Mulanya, Pemerintah melarang media berhaluan Katolik,
The Herald, menggunakan kata Allah dalam edisi bahasa Malaysia untuk menggambarkan Tuhan umat Kristen.
Namun, media tersebut menuntut larangan pemerintah itu. Pihak pengadilan mengabulkan pada Desember 2009. Tapi kemudian, pemerintah mengajukan banding.
Ketua Majelis Hakim Pengadilan Tingkat Banding Malaysia Mohamed Apandi Ali beralasan, penggunaan kata Allah bukan bagian dari keimanan dalam agama Kristen. "Penggunaan kata Allah akan membingungkan umat Kristen," jelasnya seperti dikutip dari
BBC (Senin, 14/10).
Lebih dari seratus orang umat Islam di luar gedung pengadilan menyambut gembira putusan tersebut.
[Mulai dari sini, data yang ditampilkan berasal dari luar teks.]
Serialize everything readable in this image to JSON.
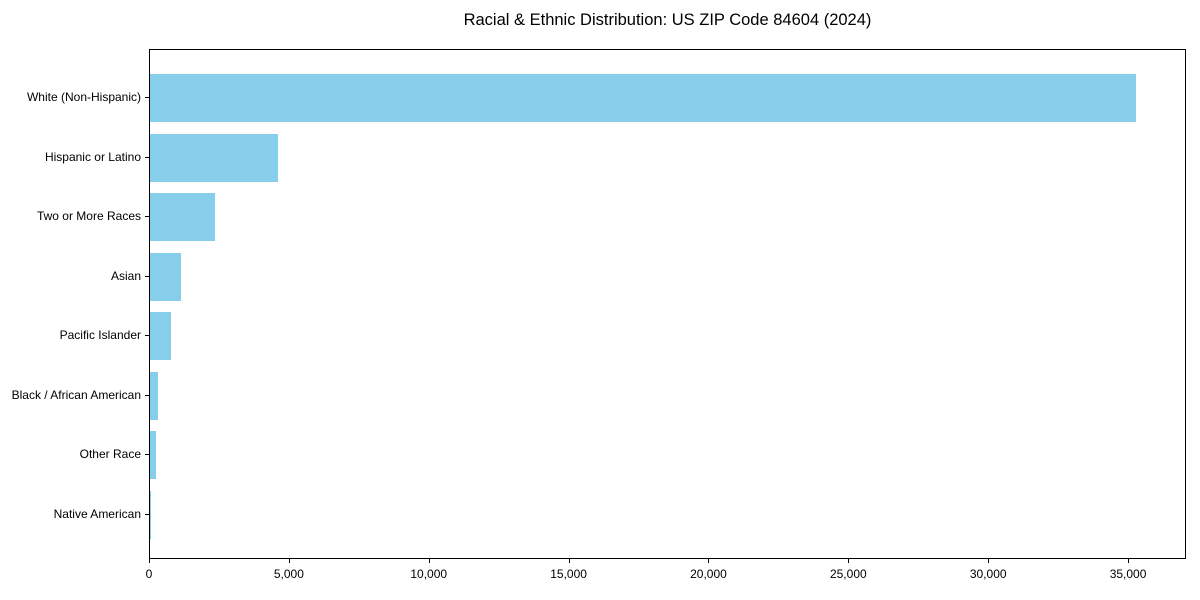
{
  "chart_data": {
    "type": "bar",
    "orientation": "horizontal",
    "title": "Racial & Ethnic Distribution: US ZIP Code 84604 (2024)",
    "categories": [
      "White (Non-Hispanic)",
      "Hispanic or Latino",
      "Two or More Races",
      "Asian",
      "Pacific Islander",
      "Black / African American",
      "Other Race",
      "Native American"
    ],
    "values": [
      35250,
      4570,
      2325,
      1120,
      740,
      300,
      215,
      30
    ],
    "xlabel": "",
    "ylabel": "",
    "xlim": [
      0,
      37000
    ],
    "x_ticks": [
      0,
      5000,
      10000,
      15000,
      20000,
      25000,
      30000,
      35000
    ],
    "x_tick_labels": [
      "0",
      "5,000",
      "10,000",
      "15,000",
      "20,000",
      "25,000",
      "30,000",
      "35,000"
    ],
    "bar_color": "#87CEEB",
    "grid": false,
    "legend": "none",
    "sort_order": "descending"
  }
}
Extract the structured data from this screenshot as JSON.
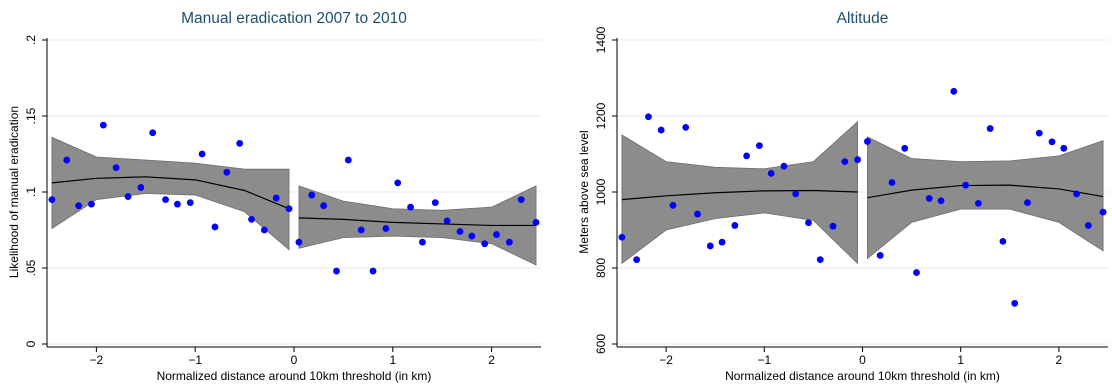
{
  "chart_data": [
    {
      "type": "scatter",
      "title": "Manual eradication 2007 to 2010",
      "xlabel": "Normalized distance around 10km threshold (in km)",
      "ylabel": "Likelihood of manual eradication",
      "xlim": [
        -2.5,
        2.5
      ],
      "ylim": [
        0,
        0.2
      ],
      "xticks": [
        -2,
        -1,
        0,
        1,
        2
      ],
      "xtick_labels": [
        "−2",
        "−1",
        "0",
        "1",
        "2"
      ],
      "yticks": [
        0,
        0.05,
        0.1,
        0.15,
        0.2
      ],
      "ytick_labels": [
        "0",
        ".05",
        ".1",
        ".15",
        ".2"
      ],
      "grid": true,
      "point_color": "#0000ff",
      "band_color": "#8c8c8c",
      "points": [
        {
          "x": -2.45,
          "y": 0.095
        },
        {
          "x": -2.3,
          "y": 0.121
        },
        {
          "x": -2.18,
          "y": 0.091
        },
        {
          "x": -2.05,
          "y": 0.092
        },
        {
          "x": -1.93,
          "y": 0.144
        },
        {
          "x": -1.8,
          "y": 0.116
        },
        {
          "x": -1.68,
          "y": 0.097
        },
        {
          "x": -1.55,
          "y": 0.103
        },
        {
          "x": -1.43,
          "y": 0.139
        },
        {
          "x": -1.3,
          "y": 0.095
        },
        {
          "x": -1.18,
          "y": 0.092
        },
        {
          "x": -1.05,
          "y": 0.093
        },
        {
          "x": -0.93,
          "y": 0.125
        },
        {
          "x": -0.8,
          "y": 0.077
        },
        {
          "x": -0.68,
          "y": 0.113
        },
        {
          "x": -0.55,
          "y": 0.132
        },
        {
          "x": -0.43,
          "y": 0.082
        },
        {
          "x": -0.3,
          "y": 0.075
        },
        {
          "x": -0.18,
          "y": 0.096
        },
        {
          "x": -0.05,
          "y": 0.089
        },
        {
          "x": 0.05,
          "y": 0.067
        },
        {
          "x": 0.18,
          "y": 0.098
        },
        {
          "x": 0.3,
          "y": 0.091
        },
        {
          "x": 0.43,
          "y": 0.048
        },
        {
          "x": 0.55,
          "y": 0.121
        },
        {
          "x": 0.68,
          "y": 0.075
        },
        {
          "x": 0.8,
          "y": 0.048
        },
        {
          "x": 0.93,
          "y": 0.076
        },
        {
          "x": 1.05,
          "y": 0.106
        },
        {
          "x": 1.18,
          "y": 0.09
        },
        {
          "x": 1.3,
          "y": 0.067
        },
        {
          "x": 1.43,
          "y": 0.093
        },
        {
          "x": 1.55,
          "y": 0.081
        },
        {
          "x": 1.68,
          "y": 0.074
        },
        {
          "x": 1.8,
          "y": 0.071
        },
        {
          "x": 1.93,
          "y": 0.066
        },
        {
          "x": 2.05,
          "y": 0.072
        },
        {
          "x": 2.18,
          "y": 0.067
        },
        {
          "x": 2.3,
          "y": 0.095
        },
        {
          "x": 2.45,
          "y": 0.08
        }
      ],
      "fits": [
        {
          "x": [
            -2.45,
            -2.0,
            -1.5,
            -1.0,
            -0.5,
            -0.05
          ],
          "y": [
            0.106,
            0.109,
            0.11,
            0.108,
            0.101,
            0.089
          ],
          "lower": [
            0.076,
            0.095,
            0.099,
            0.098,
            0.087,
            0.062
          ],
          "upper": [
            0.136,
            0.123,
            0.121,
            0.119,
            0.115,
            0.115
          ]
        },
        {
          "x": [
            0.05,
            0.5,
            1.0,
            1.5,
            2.0,
            2.45
          ],
          "y": [
            0.083,
            0.082,
            0.08,
            0.079,
            0.078,
            0.078
          ],
          "lower": [
            0.063,
            0.07,
            0.071,
            0.07,
            0.066,
            0.052
          ],
          "upper": [
            0.104,
            0.094,
            0.089,
            0.088,
            0.09,
            0.104
          ]
        }
      ]
    },
    {
      "type": "scatter",
      "title": "Altitude",
      "xlabel": "Normalized distance around 10km threshold (in km)",
      "ylabel": "Meters above sea level",
      "xlim": [
        -2.5,
        2.5
      ],
      "ylim": [
        600,
        1400
      ],
      "xticks": [
        -2,
        -1,
        0,
        1,
        2
      ],
      "xtick_labels": [
        "−2",
        "−1",
        "0",
        "1",
        "2"
      ],
      "yticks": [
        600,
        800,
        1000,
        1200,
        1400
      ],
      "ytick_labels": [
        "600",
        "800",
        "1000",
        "1200",
        "1400"
      ],
      "grid": true,
      "point_color": "#0000ff",
      "band_color": "#8c8c8c",
      "points": [
        {
          "x": -2.45,
          "y": 881
        },
        {
          "x": -2.3,
          "y": 822
        },
        {
          "x": -2.18,
          "y": 1198
        },
        {
          "x": -2.05,
          "y": 1163
        },
        {
          "x": -1.93,
          "y": 965
        },
        {
          "x": -1.8,
          "y": 1170
        },
        {
          "x": -1.68,
          "y": 942
        },
        {
          "x": -1.55,
          "y": 858
        },
        {
          "x": -1.43,
          "y": 868
        },
        {
          "x": -1.3,
          "y": 912
        },
        {
          "x": -1.18,
          "y": 1095
        },
        {
          "x": -1.05,
          "y": 1122
        },
        {
          "x": -0.93,
          "y": 1049
        },
        {
          "x": -0.8,
          "y": 1068
        },
        {
          "x": -0.68,
          "y": 995
        },
        {
          "x": -0.55,
          "y": 919
        },
        {
          "x": -0.43,
          "y": 822
        },
        {
          "x": -0.3,
          "y": 910
        },
        {
          "x": -0.18,
          "y": 1080
        },
        {
          "x": -0.05,
          "y": 1085
        },
        {
          "x": 0.05,
          "y": 1133
        },
        {
          "x": 0.18,
          "y": 833
        },
        {
          "x": 0.3,
          "y": 1025
        },
        {
          "x": 0.43,
          "y": 1115
        },
        {
          "x": 0.55,
          "y": 788
        },
        {
          "x": 0.68,
          "y": 983
        },
        {
          "x": 0.8,
          "y": 977
        },
        {
          "x": 0.93,
          "y": 1265
        },
        {
          "x": 1.05,
          "y": 1018
        },
        {
          "x": 1.18,
          "y": 970
        },
        {
          "x": 1.3,
          "y": 1167
        },
        {
          "x": 1.43,
          "y": 870
        },
        {
          "x": 1.55,
          "y": 707
        },
        {
          "x": 1.68,
          "y": 972
        },
        {
          "x": 1.8,
          "y": 1155
        },
        {
          "x": 1.93,
          "y": 1132
        },
        {
          "x": 2.05,
          "y": 1115
        },
        {
          "x": 2.18,
          "y": 995
        },
        {
          "x": 2.3,
          "y": 912
        },
        {
          "x": 2.45,
          "y": 947
        }
      ],
      "fits": [
        {
          "x": [
            -2.45,
            -2.0,
            -1.5,
            -1.0,
            -0.5,
            -0.05
          ],
          "y": [
            980,
            990,
            998,
            1003,
            1004,
            1000
          ],
          "lower": [
            812,
            900,
            930,
            945,
            925,
            812
          ],
          "upper": [
            1150,
            1080,
            1065,
            1061,
            1080,
            1185
          ]
        },
        {
          "x": [
            0.05,
            0.5,
            1.0,
            1.5,
            2.0,
            2.45
          ],
          "y": [
            985,
            1005,
            1017,
            1018,
            1008,
            988
          ],
          "lower": [
            825,
            920,
            955,
            955,
            920,
            845
          ],
          "upper": [
            1145,
            1088,
            1080,
            1082,
            1095,
            1135
          ]
        }
      ]
    }
  ]
}
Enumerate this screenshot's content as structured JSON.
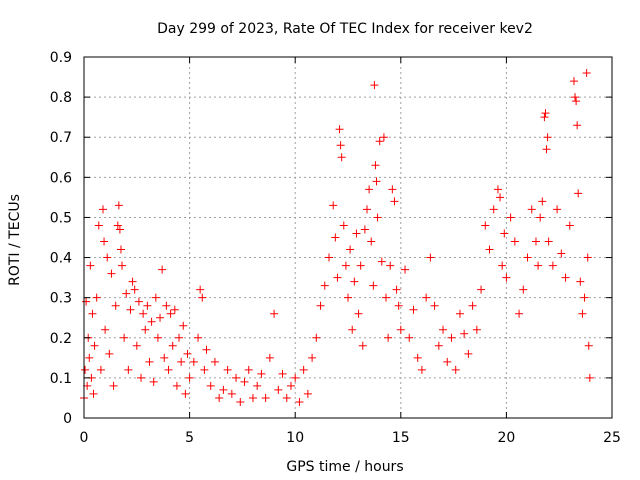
{
  "chart_data": {
    "type": "scatter",
    "title": "Day 299 of 2023, Rate Of TEC Index for receiver kev2",
    "xlabel": "GPS time / hours",
    "ylabel": "ROTI / TECUs",
    "xlim": [
      0,
      25
    ],
    "ylim": [
      0,
      0.9
    ],
    "x_ticks": [
      "0",
      "5",
      "10",
      "15",
      "20",
      "25"
    ],
    "x_tick_values": [
      0,
      5,
      10,
      15,
      20,
      25
    ],
    "y_ticks": [
      "0",
      "0.1",
      "0.2",
      "0.3",
      "0.4",
      "0.5",
      "0.6",
      "0.7",
      "0.8",
      "0.9"
    ],
    "y_tick_values": [
      0,
      0.1,
      0.2,
      0.3,
      0.4,
      0.5,
      0.6,
      0.7,
      0.8,
      0.9
    ],
    "grid": true,
    "marker": "plus",
    "color": "#ff0000",
    "series": [
      {
        "points": [
          [
            0.0,
            0.05
          ],
          [
            0.05,
            0.12
          ],
          [
            0.1,
            0.29
          ],
          [
            0.15,
            0.08
          ],
          [
            0.2,
            0.2
          ],
          [
            0.25,
            0.15
          ],
          [
            0.3,
            0.38
          ],
          [
            0.35,
            0.1
          ],
          [
            0.4,
            0.26
          ],
          [
            0.45,
            0.06
          ],
          [
            0.5,
            0.18
          ],
          [
            0.6,
            0.3
          ],
          [
            0.7,
            0.48
          ],
          [
            0.8,
            0.12
          ],
          [
            0.9,
            0.52
          ],
          [
            0.95,
            0.44
          ],
          [
            1.0,
            0.22
          ],
          [
            1.1,
            0.4
          ],
          [
            1.2,
            0.16
          ],
          [
            1.3,
            0.36
          ],
          [
            1.4,
            0.08
          ],
          [
            1.5,
            0.28
          ],
          [
            1.6,
            0.48
          ],
          [
            1.65,
            0.53
          ],
          [
            1.7,
            0.47
          ],
          [
            1.75,
            0.42
          ],
          [
            1.8,
            0.38
          ],
          [
            1.9,
            0.2
          ],
          [
            2.0,
            0.31
          ],
          [
            2.1,
            0.12
          ],
          [
            2.2,
            0.27
          ],
          [
            2.3,
            0.34
          ],
          [
            2.4,
            0.32
          ],
          [
            2.5,
            0.18
          ],
          [
            2.6,
            0.29
          ],
          [
            2.7,
            0.1
          ],
          [
            2.8,
            0.26
          ],
          [
            2.9,
            0.22
          ],
          [
            3.0,
            0.28
          ],
          [
            3.1,
            0.14
          ],
          [
            3.2,
            0.24
          ],
          [
            3.3,
            0.09
          ],
          [
            3.4,
            0.3
          ],
          [
            3.5,
            0.2
          ],
          [
            3.6,
            0.25
          ],
          [
            3.7,
            0.37
          ],
          [
            3.8,
            0.15
          ],
          [
            3.9,
            0.28
          ],
          [
            4.0,
            0.12
          ],
          [
            4.1,
            0.26
          ],
          [
            4.2,
            0.18
          ],
          [
            4.3,
            0.27
          ],
          [
            4.4,
            0.08
          ],
          [
            4.5,
            0.2
          ],
          [
            4.6,
            0.14
          ],
          [
            4.7,
            0.23
          ],
          [
            4.8,
            0.06
          ],
          [
            4.9,
            0.16
          ],
          [
            5.0,
            0.1
          ],
          [
            5.2,
            0.14
          ],
          [
            5.4,
            0.2
          ],
          [
            5.5,
            0.32
          ],
          [
            5.6,
            0.3
          ],
          [
            5.7,
            0.12
          ],
          [
            5.8,
            0.17
          ],
          [
            6.0,
            0.08
          ],
          [
            6.2,
            0.14
          ],
          [
            6.4,
            0.05
          ],
          [
            6.6,
            0.07
          ],
          [
            6.8,
            0.12
          ],
          [
            7.0,
            0.06
          ],
          [
            7.2,
            0.1
          ],
          [
            7.4,
            0.04
          ],
          [
            7.6,
            0.09
          ],
          [
            7.8,
            0.12
          ],
          [
            8.0,
            0.05
          ],
          [
            8.2,
            0.08
          ],
          [
            8.4,
            0.11
          ],
          [
            8.6,
            0.05
          ],
          [
            8.8,
            0.15
          ],
          [
            9.0,
            0.26
          ],
          [
            9.2,
            0.07
          ],
          [
            9.4,
            0.11
          ],
          [
            9.6,
            0.05
          ],
          [
            9.8,
            0.08
          ],
          [
            10.0,
            0.1
          ],
          [
            10.2,
            0.04
          ],
          [
            10.4,
            0.12
          ],
          [
            10.6,
            0.06
          ],
          [
            10.8,
            0.15
          ],
          [
            11.0,
            0.2
          ],
          [
            11.2,
            0.28
          ],
          [
            11.4,
            0.33
          ],
          [
            11.6,
            0.4
          ],
          [
            11.8,
            0.53
          ],
          [
            11.9,
            0.45
          ],
          [
            12.0,
            0.35
          ],
          [
            12.1,
            0.72
          ],
          [
            12.15,
            0.68
          ],
          [
            12.2,
            0.65
          ],
          [
            12.3,
            0.48
          ],
          [
            12.4,
            0.38
          ],
          [
            12.5,
            0.3
          ],
          [
            12.6,
            0.42
          ],
          [
            12.7,
            0.22
          ],
          [
            12.8,
            0.34
          ],
          [
            12.9,
            0.46
          ],
          [
            13.0,
            0.26
          ],
          [
            13.1,
            0.38
          ],
          [
            13.2,
            0.18
          ],
          [
            13.3,
            0.47
          ],
          [
            13.4,
            0.52
          ],
          [
            13.5,
            0.57
          ],
          [
            13.6,
            0.44
          ],
          [
            13.7,
            0.33
          ],
          [
            13.75,
            0.83
          ],
          [
            13.8,
            0.63
          ],
          [
            13.85,
            0.59
          ],
          [
            13.9,
            0.5
          ],
          [
            14.0,
            0.69
          ],
          [
            14.1,
            0.39
          ],
          [
            14.2,
            0.7
          ],
          [
            14.3,
            0.3
          ],
          [
            14.4,
            0.2
          ],
          [
            14.5,
            0.38
          ],
          [
            14.6,
            0.57
          ],
          [
            14.7,
            0.54
          ],
          [
            14.8,
            0.32
          ],
          [
            14.9,
            0.28
          ],
          [
            15.0,
            0.22
          ],
          [
            15.2,
            0.37
          ],
          [
            15.4,
            0.2
          ],
          [
            15.6,
            0.27
          ],
          [
            15.8,
            0.15
          ],
          [
            16.0,
            0.12
          ],
          [
            16.2,
            0.3
          ],
          [
            16.4,
            0.4
          ],
          [
            16.6,
            0.28
          ],
          [
            16.8,
            0.18
          ],
          [
            17.0,
            0.22
          ],
          [
            17.2,
            0.14
          ],
          [
            17.4,
            0.2
          ],
          [
            17.6,
            0.12
          ],
          [
            17.8,
            0.26
          ],
          [
            18.0,
            0.21
          ],
          [
            18.2,
            0.16
          ],
          [
            18.4,
            0.28
          ],
          [
            18.6,
            0.22
          ],
          [
            18.8,
            0.32
          ],
          [
            19.0,
            0.48
          ],
          [
            19.2,
            0.42
          ],
          [
            19.4,
            0.52
          ],
          [
            19.6,
            0.57
          ],
          [
            19.7,
            0.55
          ],
          [
            19.8,
            0.38
          ],
          [
            19.9,
            0.46
          ],
          [
            20.0,
            0.35
          ],
          [
            20.2,
            0.5
          ],
          [
            20.4,
            0.44
          ],
          [
            20.6,
            0.26
          ],
          [
            20.8,
            0.32
          ],
          [
            21.0,
            0.4
          ],
          [
            21.2,
            0.52
          ],
          [
            21.4,
            0.44
          ],
          [
            21.5,
            0.38
          ],
          [
            21.6,
            0.5
          ],
          [
            21.7,
            0.54
          ],
          [
            21.8,
            0.75
          ],
          [
            21.85,
            0.76
          ],
          [
            21.9,
            0.67
          ],
          [
            21.95,
            0.7
          ],
          [
            22.0,
            0.44
          ],
          [
            22.2,
            0.38
          ],
          [
            22.4,
            0.52
          ],
          [
            22.6,
            0.41
          ],
          [
            22.8,
            0.35
          ],
          [
            23.0,
            0.48
          ],
          [
            23.2,
            0.84
          ],
          [
            23.25,
            0.8
          ],
          [
            23.3,
            0.79
          ],
          [
            23.35,
            0.73
          ],
          [
            23.4,
            0.56
          ],
          [
            23.5,
            0.34
          ],
          [
            23.6,
            0.26
          ],
          [
            23.7,
            0.3
          ],
          [
            23.8,
            0.86
          ],
          [
            23.85,
            0.4
          ],
          [
            23.9,
            0.18
          ],
          [
            23.95,
            0.1
          ]
        ]
      }
    ]
  }
}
Mereka melambai-lambaikan spanduk yang bertuliskan "kata Allah hanya milik Islam."
Menurut mereka, penggunaan kata Allah oleh umat Kristen bisa mempengaruhi umat Islam pindah agama.
Sementara itu, editor
The Herald, Reverend Lawrence Andrew kecewa dan mencemaskan putusan tersebut. Karena itu dia akan melawan putusan tersebut dan kembali menempuh jalur hukum. "Ini sebuah langkah mundur dari perkembangan hukum terkait dengan hak kebebasan kelompok minoritas," tegasnya.
Padahal, bible berbahasa Malaysia telah menggunakan kata Allah yang merujuk pada Tuhan umat Kristen, sejak Malaysia resmi sebagai negara yang menggunakan sistem federal pada 1963.
Sebelumnya, peraturan itu telah memancing ketegangan di antara umat beragama. Sejumlah gereja dan pusat kegiatan keagamaan umat Islam diserang dan dibakar.